The Australian reported earlier in the week that the operator is making the cuts to “protect its profits after embarking on an ambitious strategy of buying up expensive sports media rights”.

Optus, a subsidiary of Singtel, has 9.4 million mobile connections, giving it a 31 per cent market share, according to GSMA Intelligence. It currently employs more than 9,000 people.

Optus said it plans to restructure its consumer and enterprise divisions to help drive its transformation strategy, which it announced a year ago. The move aims to create a structure that allows its business to operate as an integrated and content-driven multimedia brand, it said in a statement.

It also plans to streamline its customer service functions by simplifying systems and processes and giving front-line staff a wider range of skills so they can resolve customer issues across products and services. The changes will also see Optus Business, as well as its wholesale and satellite divisions, rationalise roles and optimise resources in response to the increasingly competitive trading environment.
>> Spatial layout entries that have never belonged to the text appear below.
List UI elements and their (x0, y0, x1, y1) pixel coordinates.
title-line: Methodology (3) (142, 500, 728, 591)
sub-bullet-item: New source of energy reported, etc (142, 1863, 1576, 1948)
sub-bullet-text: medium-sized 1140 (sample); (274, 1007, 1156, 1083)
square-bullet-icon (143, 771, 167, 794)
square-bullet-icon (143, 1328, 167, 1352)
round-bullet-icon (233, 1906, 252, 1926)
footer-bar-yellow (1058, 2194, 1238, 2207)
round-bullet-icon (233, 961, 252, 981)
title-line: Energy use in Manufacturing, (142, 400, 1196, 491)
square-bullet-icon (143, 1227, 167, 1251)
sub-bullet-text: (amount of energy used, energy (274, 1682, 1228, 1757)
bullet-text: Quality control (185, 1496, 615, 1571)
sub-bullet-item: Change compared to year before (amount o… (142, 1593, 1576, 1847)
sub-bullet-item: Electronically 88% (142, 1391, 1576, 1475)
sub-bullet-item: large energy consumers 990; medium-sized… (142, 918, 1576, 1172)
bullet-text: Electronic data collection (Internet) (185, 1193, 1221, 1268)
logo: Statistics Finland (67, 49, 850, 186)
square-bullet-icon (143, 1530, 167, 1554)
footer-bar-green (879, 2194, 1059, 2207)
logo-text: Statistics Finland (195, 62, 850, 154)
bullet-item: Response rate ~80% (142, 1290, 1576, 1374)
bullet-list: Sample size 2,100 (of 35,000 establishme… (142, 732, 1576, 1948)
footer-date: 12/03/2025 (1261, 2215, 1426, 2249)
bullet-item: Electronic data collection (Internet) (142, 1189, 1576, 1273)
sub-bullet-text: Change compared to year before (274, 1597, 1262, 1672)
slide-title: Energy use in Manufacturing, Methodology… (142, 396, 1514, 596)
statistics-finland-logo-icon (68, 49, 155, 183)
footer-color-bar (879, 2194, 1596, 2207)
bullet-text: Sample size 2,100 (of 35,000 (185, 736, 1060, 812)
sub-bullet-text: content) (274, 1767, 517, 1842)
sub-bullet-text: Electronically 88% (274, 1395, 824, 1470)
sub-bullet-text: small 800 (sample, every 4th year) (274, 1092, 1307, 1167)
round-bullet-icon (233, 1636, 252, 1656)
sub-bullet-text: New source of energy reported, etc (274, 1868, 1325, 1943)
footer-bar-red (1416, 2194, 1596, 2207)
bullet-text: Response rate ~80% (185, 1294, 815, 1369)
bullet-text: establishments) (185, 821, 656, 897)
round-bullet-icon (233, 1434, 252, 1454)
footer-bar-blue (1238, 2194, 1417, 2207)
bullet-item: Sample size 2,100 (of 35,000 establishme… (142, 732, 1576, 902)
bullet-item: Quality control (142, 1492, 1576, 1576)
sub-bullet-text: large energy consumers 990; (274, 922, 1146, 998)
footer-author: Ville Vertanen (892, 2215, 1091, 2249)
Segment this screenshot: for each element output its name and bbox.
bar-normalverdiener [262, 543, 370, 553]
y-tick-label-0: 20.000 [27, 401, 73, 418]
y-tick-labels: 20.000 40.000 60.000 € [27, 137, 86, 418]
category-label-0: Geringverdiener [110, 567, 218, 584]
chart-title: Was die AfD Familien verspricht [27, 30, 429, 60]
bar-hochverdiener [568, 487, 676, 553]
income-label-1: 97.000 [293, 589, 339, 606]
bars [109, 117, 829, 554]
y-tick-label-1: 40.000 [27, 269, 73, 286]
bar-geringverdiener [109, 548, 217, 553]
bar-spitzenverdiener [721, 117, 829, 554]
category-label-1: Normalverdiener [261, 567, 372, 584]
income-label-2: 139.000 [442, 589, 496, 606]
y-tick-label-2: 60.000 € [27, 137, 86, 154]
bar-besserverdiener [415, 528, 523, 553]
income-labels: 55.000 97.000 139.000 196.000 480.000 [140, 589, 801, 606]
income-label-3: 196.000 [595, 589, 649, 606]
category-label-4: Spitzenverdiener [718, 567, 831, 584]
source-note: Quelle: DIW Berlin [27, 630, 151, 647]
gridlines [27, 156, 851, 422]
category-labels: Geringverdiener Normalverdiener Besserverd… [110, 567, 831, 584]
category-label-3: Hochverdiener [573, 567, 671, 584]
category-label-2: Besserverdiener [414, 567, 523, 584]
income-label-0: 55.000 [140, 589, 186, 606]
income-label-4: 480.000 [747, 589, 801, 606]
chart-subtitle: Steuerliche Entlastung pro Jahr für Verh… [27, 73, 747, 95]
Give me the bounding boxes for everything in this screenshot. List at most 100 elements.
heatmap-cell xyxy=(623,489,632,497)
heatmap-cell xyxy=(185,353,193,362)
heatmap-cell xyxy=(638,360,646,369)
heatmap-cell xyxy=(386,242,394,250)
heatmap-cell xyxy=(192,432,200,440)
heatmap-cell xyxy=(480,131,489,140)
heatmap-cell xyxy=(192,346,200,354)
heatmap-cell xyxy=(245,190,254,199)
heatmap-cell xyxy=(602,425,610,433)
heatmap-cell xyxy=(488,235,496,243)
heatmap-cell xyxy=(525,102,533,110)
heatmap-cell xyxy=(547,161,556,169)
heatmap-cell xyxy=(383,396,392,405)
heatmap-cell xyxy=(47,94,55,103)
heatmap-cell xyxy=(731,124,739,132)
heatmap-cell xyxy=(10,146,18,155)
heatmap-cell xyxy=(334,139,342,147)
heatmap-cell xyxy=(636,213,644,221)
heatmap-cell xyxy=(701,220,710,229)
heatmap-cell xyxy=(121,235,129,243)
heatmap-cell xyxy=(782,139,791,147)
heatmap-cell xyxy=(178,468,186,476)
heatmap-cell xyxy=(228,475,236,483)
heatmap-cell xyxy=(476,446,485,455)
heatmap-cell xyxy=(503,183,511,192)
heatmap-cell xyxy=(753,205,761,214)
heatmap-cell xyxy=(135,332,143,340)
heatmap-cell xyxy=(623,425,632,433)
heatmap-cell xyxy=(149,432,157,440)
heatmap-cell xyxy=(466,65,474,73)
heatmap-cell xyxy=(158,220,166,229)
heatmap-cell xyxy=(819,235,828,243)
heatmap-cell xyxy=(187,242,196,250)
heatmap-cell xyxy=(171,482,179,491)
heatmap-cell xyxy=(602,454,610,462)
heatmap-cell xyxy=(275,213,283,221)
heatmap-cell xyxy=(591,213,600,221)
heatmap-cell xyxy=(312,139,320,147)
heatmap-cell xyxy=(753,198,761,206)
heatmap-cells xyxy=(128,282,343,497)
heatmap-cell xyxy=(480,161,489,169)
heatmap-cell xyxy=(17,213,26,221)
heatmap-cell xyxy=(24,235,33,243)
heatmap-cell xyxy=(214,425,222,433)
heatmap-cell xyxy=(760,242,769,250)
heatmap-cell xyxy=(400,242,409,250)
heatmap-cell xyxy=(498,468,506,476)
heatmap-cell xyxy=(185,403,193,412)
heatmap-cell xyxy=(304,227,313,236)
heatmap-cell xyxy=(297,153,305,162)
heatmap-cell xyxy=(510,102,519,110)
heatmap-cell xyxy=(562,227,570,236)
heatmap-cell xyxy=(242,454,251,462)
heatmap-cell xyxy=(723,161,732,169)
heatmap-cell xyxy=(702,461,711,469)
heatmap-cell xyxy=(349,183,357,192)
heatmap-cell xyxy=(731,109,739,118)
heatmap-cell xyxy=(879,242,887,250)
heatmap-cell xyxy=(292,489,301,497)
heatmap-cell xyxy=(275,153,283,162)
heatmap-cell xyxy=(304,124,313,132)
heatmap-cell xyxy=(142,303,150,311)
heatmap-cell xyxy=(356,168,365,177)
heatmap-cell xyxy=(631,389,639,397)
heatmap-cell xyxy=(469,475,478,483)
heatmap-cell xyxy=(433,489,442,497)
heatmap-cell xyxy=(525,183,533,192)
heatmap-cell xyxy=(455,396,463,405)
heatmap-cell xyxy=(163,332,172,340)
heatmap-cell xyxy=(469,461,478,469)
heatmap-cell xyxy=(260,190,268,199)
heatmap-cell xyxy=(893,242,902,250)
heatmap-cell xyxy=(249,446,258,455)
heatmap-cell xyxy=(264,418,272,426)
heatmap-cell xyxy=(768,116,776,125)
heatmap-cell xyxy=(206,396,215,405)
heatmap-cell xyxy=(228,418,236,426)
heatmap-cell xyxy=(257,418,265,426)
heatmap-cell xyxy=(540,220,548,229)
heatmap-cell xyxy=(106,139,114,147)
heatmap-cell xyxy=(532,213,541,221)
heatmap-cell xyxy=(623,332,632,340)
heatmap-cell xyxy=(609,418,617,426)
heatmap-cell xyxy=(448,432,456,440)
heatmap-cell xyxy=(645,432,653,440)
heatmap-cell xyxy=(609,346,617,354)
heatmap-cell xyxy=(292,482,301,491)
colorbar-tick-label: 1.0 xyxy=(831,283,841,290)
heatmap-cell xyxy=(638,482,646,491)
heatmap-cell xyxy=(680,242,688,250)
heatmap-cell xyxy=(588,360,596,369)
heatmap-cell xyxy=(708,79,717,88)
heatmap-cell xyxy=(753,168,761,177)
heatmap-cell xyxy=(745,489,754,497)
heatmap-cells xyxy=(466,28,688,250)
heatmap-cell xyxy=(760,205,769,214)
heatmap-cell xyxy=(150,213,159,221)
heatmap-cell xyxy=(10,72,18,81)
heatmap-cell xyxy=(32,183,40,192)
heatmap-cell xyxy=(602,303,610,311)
The restructuring will result in a number of roles being eliminated, Optus said.

Analysts estimate that Optus needs to sign up nearly 80,000 customers to break even on its English Premier League (EPL) investment, which runs for three years from this August, The Australian reported.

The operator, which purchased the EPL rights for a staggering AUD189 million, approached Foxtel and Fox Sport last month about using the pay-TV operators’ distribution channels to show EPL games in bars and clubs, the Sydney Morning Herald reported today.